Efficient Simulation Through Linear Algebra
I spent a lot of time working on a project in which physically plausible simulation of soft materials with pressure chambers was a key part,and in doing so, we managed to improve a part of our simulation by a significant amount. I was very happy with how this small part of the whole system turned out, and I've been wanting to share it for a while.
A fair warning though, we need to spend a little time setting up the context in order to see why this is a thing that can happen very naturally, as opposed to a magic algebraic trick that we can pull out of a hat.
If you haven't seen physically based simulations before, don't worry too much about the details. It helps if we can get on the same page regarding why we are even here in the first place, but the details of the context really doesn't matter for the point I'm trying to get across.
If you have seen physically based simulations before, also don't worry too much about the details. There isn't anything fancy going on here; no second order elements, no fancy time stepping, no dynamics, basically nothing that hasn't been around for 20 years^{1}. The trick is somewhat fancy though, to me anyways.
FiniteElements
We wanted to simulate the behavior of a soft material with a certain geometry when we inject pressurized air into it. A simple way of doing so is by representing the geometry of the material with a tetrahedral mesh, and defining an energy that is a function of the deformation of those tetrahedra, or "tets". The nodal positions of the mesh are our "degrees of freedom": they are what we can move around, and the energy of the system is a function of those positions. You can imagine an energy function for each tet similar to^{2}:
fn energy(nodes: [Node; 4]) > f64 { ... }
If you are given any nodal positions, you can compute an energy from it. For instance, if a tet was supposed to have 1 volume, but it is stretched out to have 2 volume, it would make sense that it has a lot of energy, which it can "use"^{3} to return to it's preferred ("rest") position, of having 1 volume again. The energy function^{4} defines exactly how much the tet would want to return to some other configuration when deformed. By summing the energies for all the tets in the system, we get the total energy of the whole system.

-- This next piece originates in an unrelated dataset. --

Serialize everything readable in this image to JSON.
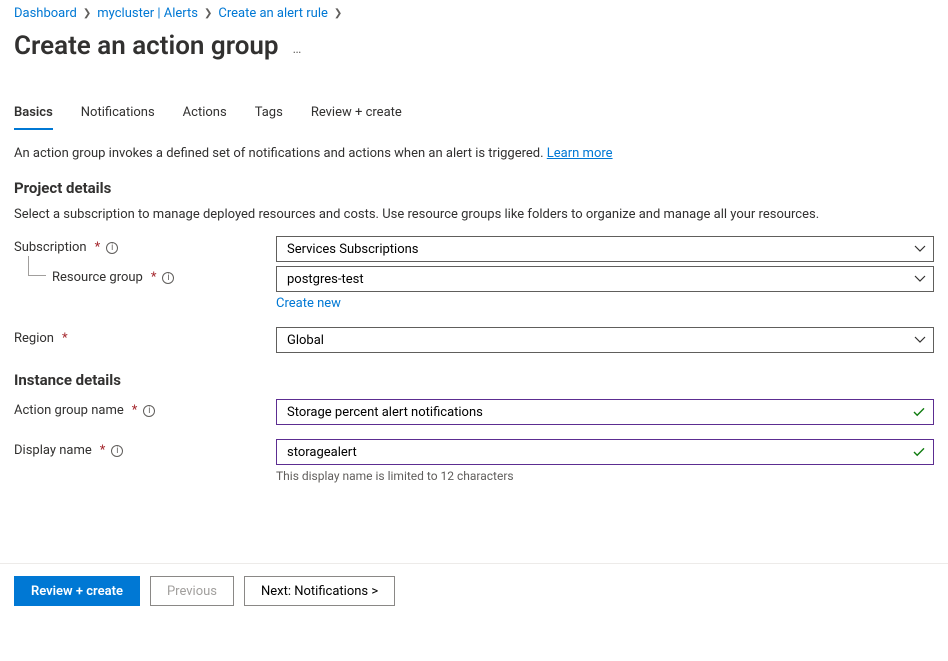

You can also have other energies that adds into the whole system. Since we are dealing with a pneumatic system, we assign pressure forces to the faces of our mesh that are adjacent to the pressure chamber, such that the forces are proportional to the face area and the pressure. If we know how much gas is in the chamber (this is one our our degrees of freedom), and we know the volume of the chamber, we can compute the pressure using the ideal gas law^{5}.
Finding Equilibrium
Having only this energy function, we can compute the forces that act on the nodes in our system as the direction in which they would have to move to decrease that energy. In other words, we let $$f = \frac{\partial E}{\partial x}.$$ Note the minus sign: the gradient of a function is the direction in which it increases the most, and we would like it to decrease. This is also where notation gets a little messy: the $x$ above represents the positions of all the nodes, so it is really a vector in $\mathbb R^{3n}$ for a 3 dimensional system of $n$ nodes.
For a single tet, we have 12 numbers, namely the $x$, $y$, and $z$ coordinate of the four vertices. We can pretend that the energy function above reads
fn energy(nodes: [f64; 12]) > f64 { ... }
With this, we see that $f_t$, the forces on a single tet, is also a vector of 12 numbers, which corresponds to the forces on the respective nodes in their respective coordinate, whichever way we flattened^{6} it in the first place^{7}. $$f_t \in\mathbb R^{12}$$
We can use this information to move the nodes in our system in order to decrease the global energy of the whole system: loop over all tets, compute the forces from that tet to its four nodes, sum up the forces on all the nodes into one big vector $f\in \mathbb R^{3n}$, and move the vertices some amount $\eta > 0$ in this direction: $$x^{(i+1)} = x^{(i)} + \eta f.$$ This is called gradient descent, and it's not so great, at least not for these kinds of systems, because it takes a long time before it finds equilibrium. When $f=0$ we have reached equilibrium, and we're at rest.
Newton's Method
To improve convergence^{8} we can compute yet another derivative, namely $$ \frac{\partial^2 E}{\partial x \partial x} = \frac{\partial f}{\partial x},\qquad \frac{\partial f_t}{\partial x_t}\in\mathbb R^{12\times 12}$$ Now we've got $12 \times 12 = 144$ numbers, for each tet! Similarly to what we did above, we can combine all of these smaller matrices to one giant matrix^{9} that we'll call the Hessian $H\in\mathbb R^{3n \times 3n}$, and perform Newtons's method.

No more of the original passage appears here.